Law enforcement mental health
Chula Vista Police Chief Roxana Kennedy speaks in support of the county’s Mobile Crisis Response Teams. Photo credit: Screen shot, County San Diego via YouTube

All law enforcement agencies in the region now will be able to refer mental health crisis calls to 911 onto a San Diego County Mobile Crisis Response Team.

Board of Supervisors Chair Nathan Fletcher made the announcement Thursday at the County Administration Center, joined by law enforcement, county behavioral health and response team officials.

“Mobile Crisis Response Teams are working, and through this new collaboration with the 11 law enforcement agencies in San Diego County, their dispatch teams are now on the frontlines to make sure (the teams reach) people in need,” Fletcher said.

He also said that the teams, “operating around the clock” are “a better way to provide the right services at the right time.”

The teams, he added, have responded to more than 1,200 referrals thus far. Having trained behavioral health experts as the first people a patient encounters, he argued “changes their entry point into the healthcare system, and changes their trajectory moving forward.”

In March, the county’s law enforcement agencies signed a memorandum with the county, and have since been phasing in the process of referring calls to the response teams.

As of Monday, all of the agencies are referring calls, but if someone is undergoing a mental health crisis, the county encourages people to first call its access and crisis line at 888-724-7240 to summon a Mobile Crisis Response Team.

The agencies include the San Diego Police Department and San Diego County Sheriff’s Department, along with the Harbor Police and departments in the cities of Carlsbad, Coronado, Chula Vista, El Cajon, Escondido, La Mesa, National City and Oceanside.

Chula Vista police and Chief Roxana Kennedy joined Fletcher for the announcement.
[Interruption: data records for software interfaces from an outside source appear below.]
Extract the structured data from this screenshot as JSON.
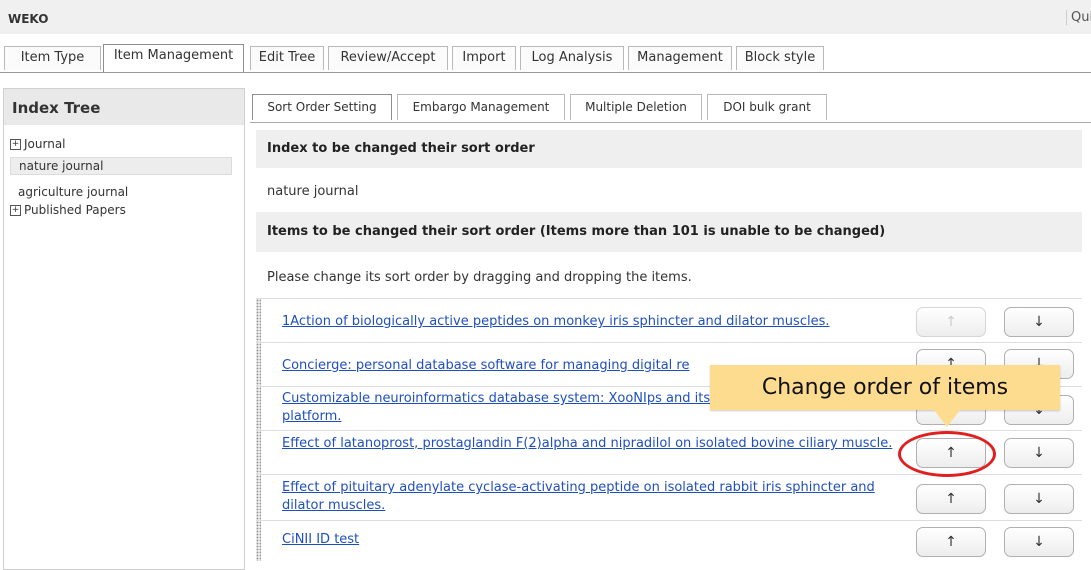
{
  "app": {
    "title": "WEKO",
    "quick_link": "Qui"
  },
  "main_tabs": [
    {
      "label": "Item Type"
    },
    {
      "label": "Item Management"
    },
    {
      "label": "Edit Tree"
    },
    {
      "label": "Review/Accept"
    },
    {
      "label": "Import"
    },
    {
      "label": "Log Analysis"
    },
    {
      "label": "Management"
    },
    {
      "label": "Block style"
    }
  ],
  "index_tree": {
    "title": "Index Tree",
    "toggle_symbol": "+",
    "nodes": [
      {
        "label": "Journal"
      },
      {
        "label": "nature journal"
      },
      {
        "label": "agriculture journal"
      },
      {
        "label": "Published Papers"
      }
    ]
  },
  "sub_tabs": [
    {
      "label": "Sort Order Setting"
    },
    {
      "label": "Embargo Management"
    },
    {
      "label": "Multiple Deletion"
    },
    {
      "label": "DOI bulk grant"
    }
  ],
  "sort_setting": {
    "index_heading": "Index to be changed their sort order",
    "index_value": "nature journal",
    "items_heading": "Items to be changed their sort order (Items more than 101 is unable to be changed)",
    "instruction": "Please change its sort order by dragging and dropping the items.",
    "up_symbol": "↑",
    "down_symbol": "↓",
    "items": [
      {
        "title": "1Action of biologically active peptides on monkey iris sphincter and dilator muscles.",
        "up_enabled": false
      },
      {
        "title": "Concierge: personal database software for managing digital re",
        "up_enabled": true
      },
      {
        "title": "Customizable neuroinformatics database system: XooNIps and its application to the pupil platform.",
        "up_enabled": true
      },
      {
        "title": "Effect of latanoprost, prostaglandin F(2)alpha and nipradilol on isolated bovine ciliary muscle.",
        "up_enabled": true
      },
      {
        "title": "Effect of pituitary adenylate cyclase-activating peptide on isolated rabbit iris sphincter and dilator muscles.",
        "up_enabled": true
      },
      {
        "title": "CiNII ID test",
        "up_enabled": true
      }
    ]
  },
  "annotation": {
    "callout_text": "Change order of items"
  }
}
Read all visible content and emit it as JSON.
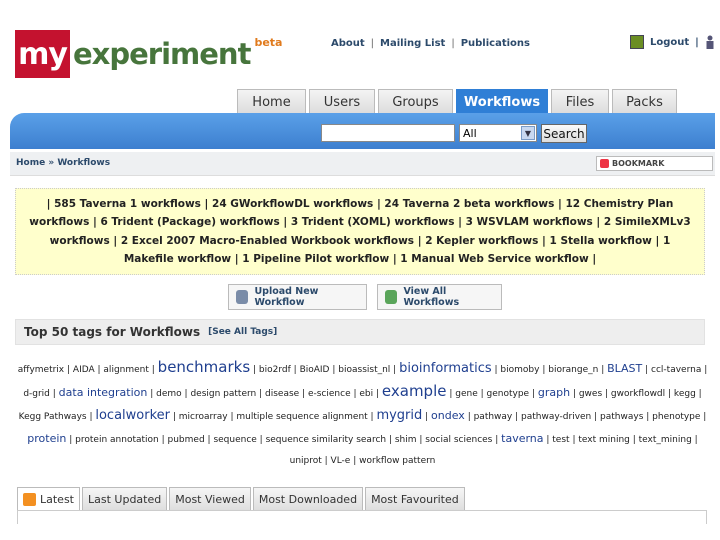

Her department was an early adopter of dispatching Mobile Crisis Response Teams.

“We are thankful for this partnership and we are committed to its success,” Kennedy said.

There are 16 response teams working across the county on a 24/7 basis as of last month. Since January 2021, the teams have responded to 1,277 calls, 1,099 from the access and crisis line and 178 from law enforcement.

According to the county’s self-reported data, 47% of people referred to these teams were able to “be stabilized and remain in the community,” while 22% had to be transported for services. Nearly 15% declined treatment.

Overall, 20% of the referrals are people experiencing homelessness.

Christian Hodges, a clinical director with county contractor Telecare, said members of the teams, including clinicians, case managers and peer staff, are trained specifically for behavioral health crises.

“We know how to deescalate the situation, connect with them on a personal level and provide them with the care, and services they need to improve their circumstances,” Hodges said.

Dr. Piedad Garcia, deputy director of the county’s Behavioral Health Department, added that officials plan to expand and modify the program, “in its infancy stage,” as needed.